Reclassification, Policy

Reclassification

Certain reclassifications to the balance sheet related to long and short-term liabilities and subscriptions revenue were made to prior period financial statements to conform to the current presentation. 

Additional Financial Information Disclosure

Operating Matters and Liquidity

 

The Company has a history of net losses.  In the first quarter of 2015, the Company generated a net loss of $793,000 compared to a net loss of $1,261,000 generated in the same quarter in 2014.  Further, at March 31, 2015, the Company had a working capital ratio of .69:1, with cash and cash equivalents and investments available for sale of $1,402,000.  Moreover, the Company expects to continue to incur additional operating expenses for research and development and invest in software development costs to achieve its projected revenue growth.  We continually evaluate our operating cash flows which can vary subject to the actual timing of expected new sales compared to our expectations of those sales and are sensitive to many factors, including changes in working capital and our net loss.  The Company believes that it has sufficient cash to meet its anticipated operating cash needs for at least the next 12 months. However, projections of future cash needs and cash flows are subject to substantial uncertainty.
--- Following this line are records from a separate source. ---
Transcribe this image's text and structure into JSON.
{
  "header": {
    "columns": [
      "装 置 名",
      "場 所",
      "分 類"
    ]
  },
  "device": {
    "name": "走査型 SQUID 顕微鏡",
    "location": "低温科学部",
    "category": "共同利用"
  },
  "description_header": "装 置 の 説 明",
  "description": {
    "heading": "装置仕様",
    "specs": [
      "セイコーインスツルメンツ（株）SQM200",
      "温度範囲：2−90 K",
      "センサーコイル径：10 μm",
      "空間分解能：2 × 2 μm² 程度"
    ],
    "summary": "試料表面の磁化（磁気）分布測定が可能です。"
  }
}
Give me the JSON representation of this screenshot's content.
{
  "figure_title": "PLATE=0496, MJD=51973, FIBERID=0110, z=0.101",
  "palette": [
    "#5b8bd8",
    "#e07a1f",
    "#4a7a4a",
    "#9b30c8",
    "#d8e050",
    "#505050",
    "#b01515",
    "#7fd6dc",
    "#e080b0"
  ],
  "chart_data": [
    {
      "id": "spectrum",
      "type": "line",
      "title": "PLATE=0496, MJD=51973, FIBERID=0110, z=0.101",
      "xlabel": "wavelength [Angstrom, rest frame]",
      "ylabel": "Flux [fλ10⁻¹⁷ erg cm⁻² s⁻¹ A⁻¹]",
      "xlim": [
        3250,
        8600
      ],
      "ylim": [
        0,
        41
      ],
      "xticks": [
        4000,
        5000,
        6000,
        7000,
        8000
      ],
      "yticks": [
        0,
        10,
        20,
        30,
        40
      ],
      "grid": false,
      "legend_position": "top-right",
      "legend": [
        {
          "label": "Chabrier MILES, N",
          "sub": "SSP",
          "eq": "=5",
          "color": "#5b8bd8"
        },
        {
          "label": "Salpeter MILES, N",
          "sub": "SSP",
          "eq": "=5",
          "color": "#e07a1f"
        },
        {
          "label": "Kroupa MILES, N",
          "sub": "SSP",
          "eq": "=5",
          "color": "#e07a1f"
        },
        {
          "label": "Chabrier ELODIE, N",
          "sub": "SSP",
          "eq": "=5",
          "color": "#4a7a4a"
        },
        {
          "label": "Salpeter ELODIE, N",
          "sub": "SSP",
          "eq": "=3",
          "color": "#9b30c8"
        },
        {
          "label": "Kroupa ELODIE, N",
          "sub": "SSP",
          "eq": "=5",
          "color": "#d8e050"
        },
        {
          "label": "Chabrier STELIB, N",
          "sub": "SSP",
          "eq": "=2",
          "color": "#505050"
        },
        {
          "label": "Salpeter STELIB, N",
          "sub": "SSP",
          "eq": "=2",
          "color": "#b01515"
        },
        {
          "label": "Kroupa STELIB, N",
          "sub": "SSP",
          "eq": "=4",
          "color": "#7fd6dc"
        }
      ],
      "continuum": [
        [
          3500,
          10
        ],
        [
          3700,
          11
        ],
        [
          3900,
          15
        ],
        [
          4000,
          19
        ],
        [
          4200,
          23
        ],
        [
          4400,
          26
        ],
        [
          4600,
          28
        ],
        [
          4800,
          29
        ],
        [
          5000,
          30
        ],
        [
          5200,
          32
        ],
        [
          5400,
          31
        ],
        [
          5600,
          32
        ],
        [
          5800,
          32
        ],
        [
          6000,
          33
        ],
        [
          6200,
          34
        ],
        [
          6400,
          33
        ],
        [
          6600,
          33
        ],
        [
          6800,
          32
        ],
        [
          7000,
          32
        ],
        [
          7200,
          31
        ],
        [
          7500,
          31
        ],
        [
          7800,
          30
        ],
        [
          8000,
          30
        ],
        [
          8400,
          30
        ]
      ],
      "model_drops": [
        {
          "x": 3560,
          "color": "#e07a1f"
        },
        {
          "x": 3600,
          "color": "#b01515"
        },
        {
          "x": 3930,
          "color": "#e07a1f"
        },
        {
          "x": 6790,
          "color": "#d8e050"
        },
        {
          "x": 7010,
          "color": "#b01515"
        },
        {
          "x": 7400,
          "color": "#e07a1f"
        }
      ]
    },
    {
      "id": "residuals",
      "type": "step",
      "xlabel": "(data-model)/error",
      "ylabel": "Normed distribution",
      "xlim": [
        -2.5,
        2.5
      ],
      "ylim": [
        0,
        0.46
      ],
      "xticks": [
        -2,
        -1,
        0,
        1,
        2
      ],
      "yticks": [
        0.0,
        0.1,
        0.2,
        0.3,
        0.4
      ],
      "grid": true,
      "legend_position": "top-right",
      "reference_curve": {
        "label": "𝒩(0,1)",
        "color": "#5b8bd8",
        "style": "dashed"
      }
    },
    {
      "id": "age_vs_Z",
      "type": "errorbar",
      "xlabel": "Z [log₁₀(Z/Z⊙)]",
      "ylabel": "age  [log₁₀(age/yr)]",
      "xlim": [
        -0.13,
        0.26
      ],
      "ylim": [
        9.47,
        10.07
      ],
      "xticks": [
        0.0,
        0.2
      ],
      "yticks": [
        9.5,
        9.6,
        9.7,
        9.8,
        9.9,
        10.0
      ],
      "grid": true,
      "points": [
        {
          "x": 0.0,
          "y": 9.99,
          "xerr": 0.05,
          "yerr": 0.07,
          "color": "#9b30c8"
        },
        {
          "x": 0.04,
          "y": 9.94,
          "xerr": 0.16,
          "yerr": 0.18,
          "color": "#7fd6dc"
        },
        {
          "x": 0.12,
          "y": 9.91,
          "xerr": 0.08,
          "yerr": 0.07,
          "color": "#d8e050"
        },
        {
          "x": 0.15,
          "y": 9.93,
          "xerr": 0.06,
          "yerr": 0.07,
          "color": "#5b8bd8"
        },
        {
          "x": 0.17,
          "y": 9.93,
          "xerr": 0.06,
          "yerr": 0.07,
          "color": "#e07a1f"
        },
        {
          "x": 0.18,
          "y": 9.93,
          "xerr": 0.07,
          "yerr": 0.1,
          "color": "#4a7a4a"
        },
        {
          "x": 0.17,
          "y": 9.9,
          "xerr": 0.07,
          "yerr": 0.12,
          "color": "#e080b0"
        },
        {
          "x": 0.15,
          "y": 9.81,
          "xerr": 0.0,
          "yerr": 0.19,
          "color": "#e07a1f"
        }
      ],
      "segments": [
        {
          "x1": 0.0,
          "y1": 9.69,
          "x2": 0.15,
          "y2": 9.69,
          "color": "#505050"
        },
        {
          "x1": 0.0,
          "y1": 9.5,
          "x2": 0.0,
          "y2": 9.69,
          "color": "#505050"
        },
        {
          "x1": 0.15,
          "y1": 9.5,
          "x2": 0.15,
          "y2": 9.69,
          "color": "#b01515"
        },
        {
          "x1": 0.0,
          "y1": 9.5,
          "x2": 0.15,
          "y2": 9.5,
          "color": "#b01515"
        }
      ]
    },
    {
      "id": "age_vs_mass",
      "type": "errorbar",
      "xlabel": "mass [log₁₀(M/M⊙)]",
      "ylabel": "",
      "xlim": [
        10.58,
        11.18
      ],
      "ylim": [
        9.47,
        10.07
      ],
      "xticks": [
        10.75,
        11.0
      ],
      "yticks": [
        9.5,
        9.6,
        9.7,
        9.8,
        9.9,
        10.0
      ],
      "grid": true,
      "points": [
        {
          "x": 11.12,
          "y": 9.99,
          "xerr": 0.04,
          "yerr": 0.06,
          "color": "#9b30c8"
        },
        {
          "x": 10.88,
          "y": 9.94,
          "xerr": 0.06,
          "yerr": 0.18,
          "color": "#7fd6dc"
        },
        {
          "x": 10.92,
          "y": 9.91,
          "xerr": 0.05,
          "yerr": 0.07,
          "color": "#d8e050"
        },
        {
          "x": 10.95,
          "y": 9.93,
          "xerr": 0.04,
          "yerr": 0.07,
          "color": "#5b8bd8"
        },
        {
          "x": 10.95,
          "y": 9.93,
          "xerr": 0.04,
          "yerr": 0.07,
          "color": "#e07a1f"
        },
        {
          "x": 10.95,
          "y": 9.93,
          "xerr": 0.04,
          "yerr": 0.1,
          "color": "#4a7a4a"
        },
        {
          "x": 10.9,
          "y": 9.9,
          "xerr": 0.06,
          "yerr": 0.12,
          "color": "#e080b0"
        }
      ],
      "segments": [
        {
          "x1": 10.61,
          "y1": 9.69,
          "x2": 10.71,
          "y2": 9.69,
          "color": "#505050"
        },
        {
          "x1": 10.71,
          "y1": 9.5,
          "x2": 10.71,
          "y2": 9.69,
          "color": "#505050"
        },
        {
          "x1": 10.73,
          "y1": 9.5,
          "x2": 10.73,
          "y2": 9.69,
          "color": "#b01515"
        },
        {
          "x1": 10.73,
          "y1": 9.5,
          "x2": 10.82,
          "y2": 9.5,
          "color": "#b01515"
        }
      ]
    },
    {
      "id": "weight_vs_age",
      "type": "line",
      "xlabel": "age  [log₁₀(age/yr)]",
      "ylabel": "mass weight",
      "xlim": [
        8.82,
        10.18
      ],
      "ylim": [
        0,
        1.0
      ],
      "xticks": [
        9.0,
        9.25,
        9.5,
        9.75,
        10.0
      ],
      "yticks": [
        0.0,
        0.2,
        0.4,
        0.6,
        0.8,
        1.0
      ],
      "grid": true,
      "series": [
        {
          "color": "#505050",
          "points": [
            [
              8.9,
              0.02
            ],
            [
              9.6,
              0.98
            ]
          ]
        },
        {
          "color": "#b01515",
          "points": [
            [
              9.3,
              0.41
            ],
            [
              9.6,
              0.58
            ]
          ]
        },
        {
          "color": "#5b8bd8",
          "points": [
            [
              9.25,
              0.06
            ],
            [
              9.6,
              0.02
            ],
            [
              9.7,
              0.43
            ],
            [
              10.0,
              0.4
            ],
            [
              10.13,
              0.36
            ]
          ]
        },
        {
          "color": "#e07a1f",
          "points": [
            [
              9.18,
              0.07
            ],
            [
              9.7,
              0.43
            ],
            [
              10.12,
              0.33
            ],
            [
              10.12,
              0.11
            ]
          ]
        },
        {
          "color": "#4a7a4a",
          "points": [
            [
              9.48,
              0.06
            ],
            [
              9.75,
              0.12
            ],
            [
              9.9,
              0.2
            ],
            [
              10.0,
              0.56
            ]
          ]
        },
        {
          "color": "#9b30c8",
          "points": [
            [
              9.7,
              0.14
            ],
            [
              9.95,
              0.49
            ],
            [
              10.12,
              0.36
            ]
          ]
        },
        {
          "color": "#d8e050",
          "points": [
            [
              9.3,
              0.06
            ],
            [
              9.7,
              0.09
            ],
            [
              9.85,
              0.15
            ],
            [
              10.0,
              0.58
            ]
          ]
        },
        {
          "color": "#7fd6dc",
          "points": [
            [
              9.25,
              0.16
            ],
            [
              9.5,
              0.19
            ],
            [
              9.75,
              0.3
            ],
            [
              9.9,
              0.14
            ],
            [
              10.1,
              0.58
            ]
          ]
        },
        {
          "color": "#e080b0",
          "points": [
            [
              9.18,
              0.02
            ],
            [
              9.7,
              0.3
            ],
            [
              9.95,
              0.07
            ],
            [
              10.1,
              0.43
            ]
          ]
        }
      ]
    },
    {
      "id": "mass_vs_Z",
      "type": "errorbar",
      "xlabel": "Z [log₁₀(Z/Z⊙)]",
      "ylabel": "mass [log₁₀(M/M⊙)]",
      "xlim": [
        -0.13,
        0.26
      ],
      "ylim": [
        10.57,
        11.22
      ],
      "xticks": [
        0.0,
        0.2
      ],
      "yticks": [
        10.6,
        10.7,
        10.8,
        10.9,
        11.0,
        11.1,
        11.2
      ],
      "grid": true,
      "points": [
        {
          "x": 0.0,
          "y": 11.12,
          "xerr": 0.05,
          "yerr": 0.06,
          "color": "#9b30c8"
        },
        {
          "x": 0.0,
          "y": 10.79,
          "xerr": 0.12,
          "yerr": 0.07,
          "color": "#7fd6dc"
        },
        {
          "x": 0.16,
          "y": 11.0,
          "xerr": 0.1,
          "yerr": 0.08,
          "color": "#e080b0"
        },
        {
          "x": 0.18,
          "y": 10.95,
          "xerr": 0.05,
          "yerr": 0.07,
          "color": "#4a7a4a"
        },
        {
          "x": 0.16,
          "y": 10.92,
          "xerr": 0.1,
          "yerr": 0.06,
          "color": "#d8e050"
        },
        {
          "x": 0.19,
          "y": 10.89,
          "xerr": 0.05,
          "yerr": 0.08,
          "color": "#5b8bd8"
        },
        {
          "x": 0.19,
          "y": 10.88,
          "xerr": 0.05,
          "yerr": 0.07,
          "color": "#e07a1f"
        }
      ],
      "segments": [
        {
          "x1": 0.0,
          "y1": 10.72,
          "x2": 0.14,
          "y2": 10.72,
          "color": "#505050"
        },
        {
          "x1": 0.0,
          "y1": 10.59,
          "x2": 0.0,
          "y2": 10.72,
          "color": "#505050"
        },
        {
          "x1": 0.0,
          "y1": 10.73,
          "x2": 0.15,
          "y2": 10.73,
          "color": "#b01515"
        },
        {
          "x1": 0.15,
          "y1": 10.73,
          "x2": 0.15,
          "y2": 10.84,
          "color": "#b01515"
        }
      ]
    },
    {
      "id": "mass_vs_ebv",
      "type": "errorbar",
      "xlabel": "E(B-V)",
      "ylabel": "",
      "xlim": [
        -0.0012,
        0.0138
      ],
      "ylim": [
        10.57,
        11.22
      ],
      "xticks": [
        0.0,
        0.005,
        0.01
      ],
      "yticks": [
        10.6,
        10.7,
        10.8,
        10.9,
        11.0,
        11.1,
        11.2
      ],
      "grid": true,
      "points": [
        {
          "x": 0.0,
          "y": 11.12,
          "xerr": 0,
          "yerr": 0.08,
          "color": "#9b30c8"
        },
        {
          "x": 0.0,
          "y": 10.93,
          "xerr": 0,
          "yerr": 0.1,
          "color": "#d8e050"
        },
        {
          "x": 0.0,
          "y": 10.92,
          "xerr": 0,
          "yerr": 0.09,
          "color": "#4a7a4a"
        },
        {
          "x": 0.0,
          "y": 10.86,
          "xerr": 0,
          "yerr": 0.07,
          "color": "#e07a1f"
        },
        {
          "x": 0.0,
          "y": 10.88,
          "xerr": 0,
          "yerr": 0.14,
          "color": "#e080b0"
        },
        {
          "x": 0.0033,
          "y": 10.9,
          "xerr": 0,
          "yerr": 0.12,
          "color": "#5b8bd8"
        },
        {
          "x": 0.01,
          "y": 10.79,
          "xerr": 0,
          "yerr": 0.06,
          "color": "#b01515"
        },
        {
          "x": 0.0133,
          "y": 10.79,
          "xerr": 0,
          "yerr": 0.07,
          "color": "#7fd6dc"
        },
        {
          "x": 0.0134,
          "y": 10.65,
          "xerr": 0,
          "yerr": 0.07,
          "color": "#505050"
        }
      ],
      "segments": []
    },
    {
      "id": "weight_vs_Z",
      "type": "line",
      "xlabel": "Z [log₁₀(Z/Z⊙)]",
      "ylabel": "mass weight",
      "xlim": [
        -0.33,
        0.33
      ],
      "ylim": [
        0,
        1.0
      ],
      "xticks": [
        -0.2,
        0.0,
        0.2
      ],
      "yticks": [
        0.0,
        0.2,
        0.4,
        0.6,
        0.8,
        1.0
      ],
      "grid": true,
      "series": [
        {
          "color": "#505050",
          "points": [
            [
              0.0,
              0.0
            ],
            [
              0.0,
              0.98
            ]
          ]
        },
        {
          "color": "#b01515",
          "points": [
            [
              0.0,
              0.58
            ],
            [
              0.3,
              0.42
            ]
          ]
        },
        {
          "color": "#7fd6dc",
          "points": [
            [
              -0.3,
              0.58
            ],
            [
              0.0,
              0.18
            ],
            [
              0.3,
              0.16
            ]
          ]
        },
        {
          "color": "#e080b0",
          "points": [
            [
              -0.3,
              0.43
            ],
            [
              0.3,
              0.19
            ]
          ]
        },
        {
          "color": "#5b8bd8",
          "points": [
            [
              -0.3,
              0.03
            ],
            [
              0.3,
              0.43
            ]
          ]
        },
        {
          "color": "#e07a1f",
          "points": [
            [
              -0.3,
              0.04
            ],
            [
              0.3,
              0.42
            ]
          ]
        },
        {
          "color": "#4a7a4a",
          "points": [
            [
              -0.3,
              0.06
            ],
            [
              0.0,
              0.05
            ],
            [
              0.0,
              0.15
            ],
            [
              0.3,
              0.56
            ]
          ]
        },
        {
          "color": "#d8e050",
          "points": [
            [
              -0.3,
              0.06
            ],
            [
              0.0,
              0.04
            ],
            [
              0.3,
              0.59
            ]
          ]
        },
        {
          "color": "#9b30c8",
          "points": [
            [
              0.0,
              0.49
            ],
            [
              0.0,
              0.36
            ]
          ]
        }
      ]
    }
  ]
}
We continually evaluate our operating cash flows which can vary subject to the actual timing of expected new sales compared to our expectations of those sales and are sensitive to many factors, including changes in working capital and our net (loss) income.  However, due to the Company’s planned conversion to a subscription-based software delivery model it was determined that the Company needed additional liquidity. Accordingly, in 2014, the Company entered into a new line of credit agreement, and has an existing line of credit from its Chief Executive Officer, both of which are described in Note 6. As of March 31, 2015 the Company owed $150,000 against the line of credit from its Chief Executive Officer and $1,424,000 against the line of credit from Silicon Valley Bank (“SVB”).  The availability under the SVB line of credit is tied to a borrowing base formula that is based on 80% of the Company’s eligible domestic accounts receivable, as of March 31, 2015 the availability under the line of credit was $1,674,000.  Subsequent to the expiration of the line of credit, the CEO has committed to support the Company financially for up to $1,000,000 through April 1, 2016.  The Company has projected revenues for 2015 that management believes will provide sufficient funds to sustain its continuing operations.

 

The Company was in compliance with the financial covenants for both lines of credit with the Chief Executive Officer and SVB as of March 31, 2015.

 

 In the event the Company does not meet its financial covenants in 2015 and SVB does not extend a waiver or forbearance agreement, and the Company believes that it does not have adequate liquidity to operate, if necessary, the Company will implement a cost cutting plan that reduces all its expenditures to the appropriate level that matches its operating cash flows.

 

The Company does not plan any significant capital expenditures in 2015 other than to replace its existing capital equipment as it becomes obsolete. The Company’s plans for investment in product development are expected to be similar to prior years.